Bryan Danielson: Buradaki yolum, seninkine çok benziyor. Daha iyisi daha kötüsü, daha zayıfı veya daha güçlüsü bunları sabaha kadar konuşabiliriz. Fakat sadece sidik yarıştırmış oluruz. Bu zaman kaybını kendi kendine iken istediğin kadar yapabilirsin. Bu noktada anlaman gereken şey şu; ben, yanlıştan doğruya -en azından kendim için ya da güreş için olan doğruya- çok uzun bir sürede yöneldim. Sen ise, doğru yoldayken yanlışa gittin. Bunu düşündüğümde ise bana bir şey öğrettin Will, bunun için teşekkür ederim. Her şey olması gerektiği zamanda olurmuş. Erkenden doğruyu bulsan da zihnin tecrübe ile harmanlamadıkça yanlışa meyletmen göz açıp kapayıncaya kadar geçen süreden daha kısa olabiliyormuş.


Ospreay’e çok yaklaşan Danielson, birden Bray Wyatt’a dönüyor.


Bryan Danielson:
Bray, söylediklerin şu an için hiçbir anlam ifade etmiyor. Sana bütün bunların cevabını ringde vereceğim. (İki anlama da çekilen sözünün ardından yüzünde alaycı bir tebessüm oluşuyor.) Ancak şunu çok iyi anlamalısın; senin burada var olmanı sağlayan şey, sırtımı dönmemi istediğin insanlardır. Kendini ve önceliklerini sorgulamaya ne kadar çabuk başlarsan, ailenin yıkımı hakkında şüphelerin o kadar az olacaktır.

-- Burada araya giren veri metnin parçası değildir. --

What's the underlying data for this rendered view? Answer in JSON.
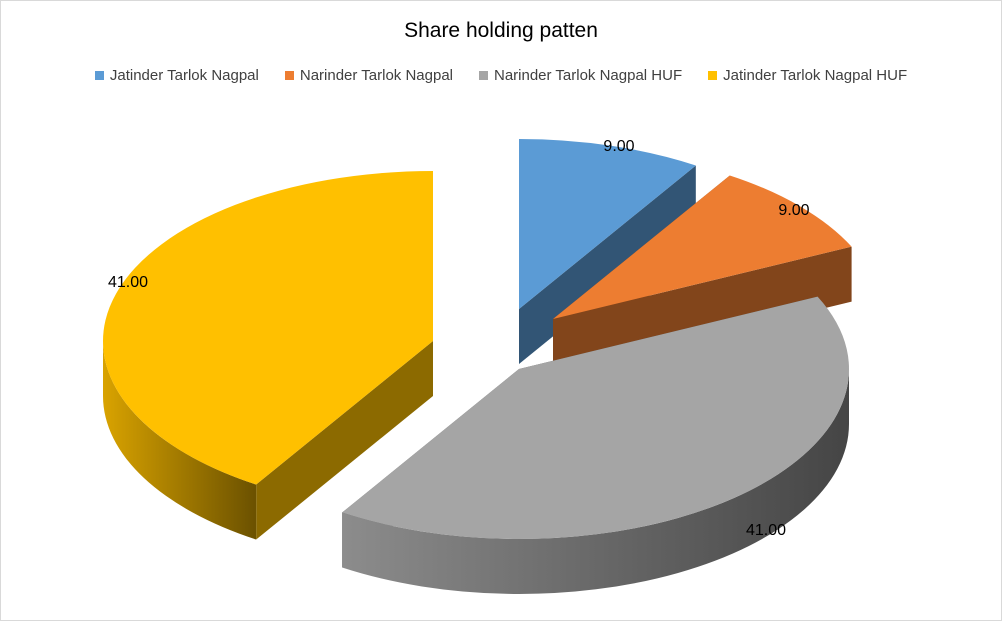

Nispeten herkesten daha uzakta duran Carlito’ya doğru yönelen Bryan, yavaş ve alaycı bir şekilde yürüyerek konuşmasına devam ediyor:


Bryan Danielson:
Carlito, zamanının “Altın Çocuğu”… Bu sefer kaybolmamak için gösterdiğin çabayı takdir ediyorum. Arkadaşlarının arkasına sığınmaman da benzer bir şekilde takdir edilesi. Ancak bu meslek etiği ve düşünce tarzıyla, PGW sınırları içinde yaşayabileceğin maksimum başarıyı şu an yaşıyorsun. O yüzden, maçı ciddiye almamak diğerlerinin aksine senin için oldukça doğru tercih. Bana, güreşe, bu ringe hatta ve hatta Jericho’ya yaptığınız saygısızlığın ardından icraatlerinize devam edememeniz beni fazlasıyla şaşırttı. Olur da dostluğunuz buradan sağ çıkarsa, Finn’in önderliğinde(!) belli planlarınız olduğunu tahmin etmek zor değil. Unutmayın ki, siz bunlara devam ettikçe ben de tam karşınıza dikilmeye devam edeceğim. Beni pataklayabilirsiniz ancak, ertesi gün yine karşınızda durup planlarınızı bozacağım. Ne senin, ne Ospreay’in ne de Wyatt’ın anlamadığı şey şu; beni dövebilirsiniz, tuş edebilirsiniz, mattan kalkamayacak raddeye gelecek şekilde sakatlayabilirsiniz. Ancak beni yenemezsiniz. Olabilecek en kısa süre içerisinde kalkıp tekrardan yakanıza yapışacağım. Çünkü ben, güreşten ve buna saygı duyan herkesten güç alıyorum. Mesele prens ya da kral olmak değil, mesele savaşçı olabilmek...


(4’ü de köşelere yakın bir şekilde Face to Face yaparken kameralar kapanır.)